# 820 Logan Apron Question



## 58APACHEE (Feb 7, 2019)

First off I'm new to the forum, looking forward to all the knowledge and experience on here that i can learn from. 
   -I recently purchased my first 820 Logan Lathe 200. I started rebuilding the Lathe (I Purchased the manual and parts catalog) and i go to the apron. I researched the different apron "configurations" for this model.

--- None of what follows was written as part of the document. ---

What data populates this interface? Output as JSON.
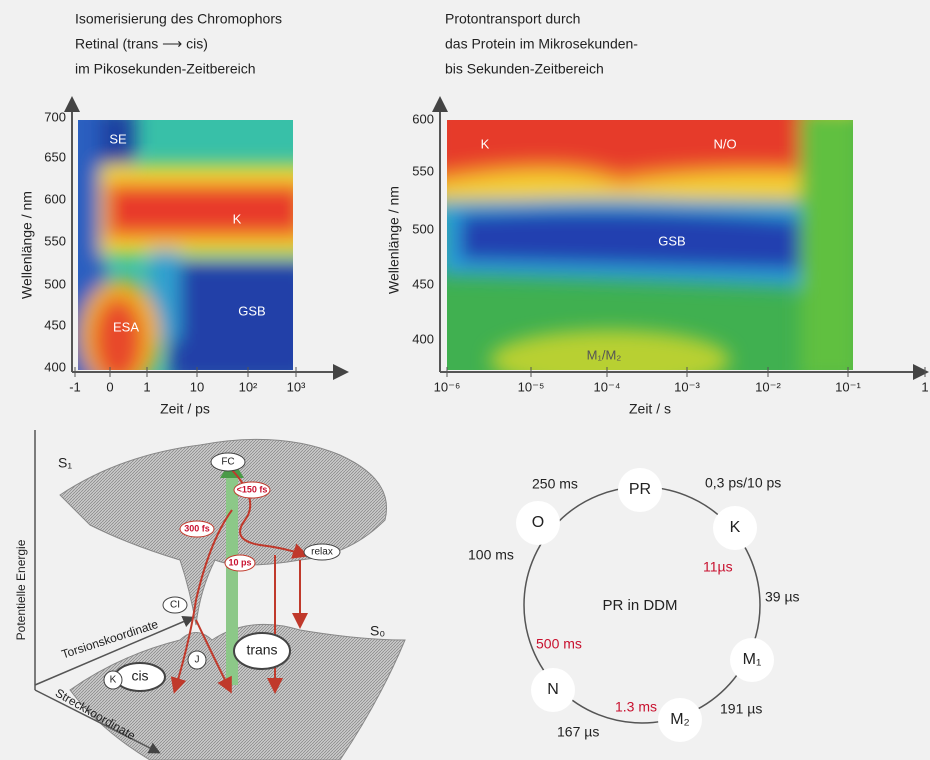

I took my apron apart and i believe I'm missing some parts (see pics) but I'm not sure. can any of the experts advise?. the guy i bought from said it has never been taken apart.  Thank You in advance.


----------



## Bob Korves (Feb 7, 2019)

Well, I am not familiar with that lathe, but the half nuts are missing or not shown...


----------



## 58APACHEE (Feb 7, 2019)

that i did know which i should of mentioned, i ordered it already, thank you though for responding.


----------



## tmenyc (Feb 7, 2019)

Looks like the clutch knob and shaft are missing too.  What's your s/n?


----------



## 58APACHEE (Feb 7, 2019)

#27792
tmenyc thanks for the reply, I was looking for a picture but no luck.


----------



## 58APACHEE (Feb 7, 2019)

any P/N #'s would help too!.. thx in advance


----------